Association of Catholic Priests - Fr Flannery Goes for the Sympathy Vote

Tuesday 22 January 2013

Father Flannery has once again been widely publicised for his predicament, as he calls it, and his foreboding that he might be excommunicated, for persisting in promoting his support for women priests and other teachings condemned by the Catholic Church (Irish Times, Examiner, 21 Dec 13).

While not impugning Father Flannery's sincerity, he shows an unfortunate misunderstanding of what the Catholic Church has always understood herself to be.

Christ, being God as well as Man, could have stayed permanently on the Earth, personally keeping us on the Straight and Narrow, but this was not His plan. Catholics teach (and can prove from history) that He established His Church to endure till the End of Time to pass on the Faith He gave us. He promised that the Church would never fail to carry out its task, although individuals might fail – Christ left us Judas and Peter as a warning from the beginning. Peter denied Christ but repented in bitter tears and was forgiven; Judas despaired and hanged himself. Christ’s Crucifixion on Calvary was meant to show us that this whole thing is not a joke.

The Church can give clear reasons for all of her teachings. Some matters are open to debate, and others are not. From the very beginning, the Church has been prepared not only to teach, but in the last resort to expel those who preach in her name something contrary to the Faith, because it leads souls away from the Way that leads to eternal life.

The Catholic Religion is the only one in the world that has an actual working mechanism for resolving disputes, which is why it has survived and maintained its integrity for 2000 years. In 2011, five Anglican bishops and hundreds of laypeople formally left the Anglican Communion and entered the Catholic Church precisely because of these things.

It is a matter of plain common sense. If there is a Soccer team, and one player insists on playing by Gaelic football rules, what will happen to the team? What action is the Captain to take? If a French teacher insists on teaching German to his class, what action will the Board of Management take? The Catholic Church, uniquely, makes the explicit claim to infallible teaching in matters of Faith and Morals. Minor matters of discipline (such as whether to eat meat on Fridays) can and have been changed; but if she reversed even one point that had previously been claimed to be infallible – such as the impossibility of ordaining women as priests – her credibility would be lost for all time. Yet the likes of the Association of Catholic Priests expect to be allowed to repudiate a huge range of clearly-defined teachings and still retain the status of a Catholic organisation.
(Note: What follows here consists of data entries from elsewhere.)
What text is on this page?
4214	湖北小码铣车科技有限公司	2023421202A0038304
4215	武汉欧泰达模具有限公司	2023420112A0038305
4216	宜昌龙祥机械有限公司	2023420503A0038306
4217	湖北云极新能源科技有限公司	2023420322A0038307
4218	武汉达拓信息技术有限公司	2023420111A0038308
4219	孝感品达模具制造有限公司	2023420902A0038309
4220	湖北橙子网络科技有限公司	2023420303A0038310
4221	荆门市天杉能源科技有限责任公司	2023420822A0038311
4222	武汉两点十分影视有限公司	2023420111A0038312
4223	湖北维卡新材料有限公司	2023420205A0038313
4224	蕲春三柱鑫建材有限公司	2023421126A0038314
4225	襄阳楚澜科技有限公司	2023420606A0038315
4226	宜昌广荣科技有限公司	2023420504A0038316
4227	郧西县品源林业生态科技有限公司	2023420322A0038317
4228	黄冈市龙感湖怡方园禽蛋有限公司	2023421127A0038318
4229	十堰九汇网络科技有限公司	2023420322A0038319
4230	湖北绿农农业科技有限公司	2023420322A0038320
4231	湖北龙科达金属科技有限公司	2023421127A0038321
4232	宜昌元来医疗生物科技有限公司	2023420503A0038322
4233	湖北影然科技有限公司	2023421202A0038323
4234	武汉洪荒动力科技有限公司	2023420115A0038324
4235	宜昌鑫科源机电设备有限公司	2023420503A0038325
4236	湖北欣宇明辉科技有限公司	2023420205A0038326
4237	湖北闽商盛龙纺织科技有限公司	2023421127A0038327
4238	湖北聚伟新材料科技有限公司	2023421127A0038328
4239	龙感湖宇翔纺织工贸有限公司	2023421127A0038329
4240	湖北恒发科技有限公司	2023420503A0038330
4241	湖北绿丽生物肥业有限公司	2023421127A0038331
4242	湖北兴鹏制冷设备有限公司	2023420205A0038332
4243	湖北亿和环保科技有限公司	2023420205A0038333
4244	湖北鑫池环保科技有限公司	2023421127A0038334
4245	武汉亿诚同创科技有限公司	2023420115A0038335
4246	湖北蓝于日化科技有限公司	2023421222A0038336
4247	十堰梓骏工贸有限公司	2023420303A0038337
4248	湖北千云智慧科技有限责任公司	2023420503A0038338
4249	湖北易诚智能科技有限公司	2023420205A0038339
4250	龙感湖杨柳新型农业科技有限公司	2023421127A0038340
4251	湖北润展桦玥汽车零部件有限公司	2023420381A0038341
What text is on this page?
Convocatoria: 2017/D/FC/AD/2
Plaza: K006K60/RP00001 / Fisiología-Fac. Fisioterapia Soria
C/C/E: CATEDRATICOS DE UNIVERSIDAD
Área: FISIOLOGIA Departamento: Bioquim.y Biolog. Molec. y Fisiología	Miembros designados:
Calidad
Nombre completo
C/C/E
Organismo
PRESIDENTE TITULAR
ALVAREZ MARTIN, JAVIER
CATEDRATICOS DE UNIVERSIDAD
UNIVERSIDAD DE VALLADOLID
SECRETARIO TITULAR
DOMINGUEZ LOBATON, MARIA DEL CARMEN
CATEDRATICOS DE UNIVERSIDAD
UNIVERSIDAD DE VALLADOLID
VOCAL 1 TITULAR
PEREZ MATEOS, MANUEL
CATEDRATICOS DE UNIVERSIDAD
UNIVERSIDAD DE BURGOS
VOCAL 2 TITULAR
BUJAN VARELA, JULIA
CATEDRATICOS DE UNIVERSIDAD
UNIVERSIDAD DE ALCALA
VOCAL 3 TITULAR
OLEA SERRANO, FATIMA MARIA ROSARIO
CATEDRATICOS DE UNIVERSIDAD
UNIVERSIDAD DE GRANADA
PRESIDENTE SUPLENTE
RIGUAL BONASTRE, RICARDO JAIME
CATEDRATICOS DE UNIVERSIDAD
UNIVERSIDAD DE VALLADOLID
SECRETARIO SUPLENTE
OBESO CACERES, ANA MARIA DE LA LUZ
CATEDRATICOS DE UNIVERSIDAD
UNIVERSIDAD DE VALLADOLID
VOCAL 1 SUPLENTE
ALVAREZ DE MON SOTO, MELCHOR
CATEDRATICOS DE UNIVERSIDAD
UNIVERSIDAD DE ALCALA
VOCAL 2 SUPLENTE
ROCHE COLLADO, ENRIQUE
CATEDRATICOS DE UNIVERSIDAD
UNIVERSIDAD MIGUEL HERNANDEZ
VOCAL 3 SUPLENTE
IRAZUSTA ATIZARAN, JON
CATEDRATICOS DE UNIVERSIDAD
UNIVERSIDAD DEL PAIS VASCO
Since the sixties, the Church has experimented with a more lenient approach than before, trying to accomplish her mission by explanation, persuasion and appeals to charity, trying at all costs to avoid disciplinary action. Unfortunately, anybody in authority can tell us what will happen if we rely on this and nothing else. Certain stubborn souls will simply refuse to comply. They will continue until somebody in authority does take action. The most outrageous deviations from Church teaching and practice have now gone uncorrected for years, and the dissidents in many cases have only grown bolder. But the Church is not a social club; it has a very grave mission. Those who genuinely cannot accept her teaching are free to leave; but they cannot have it both ways, as Fr Flannery and the highly unrepresentative Association of Catholic Priests (which he founded) seem to expect.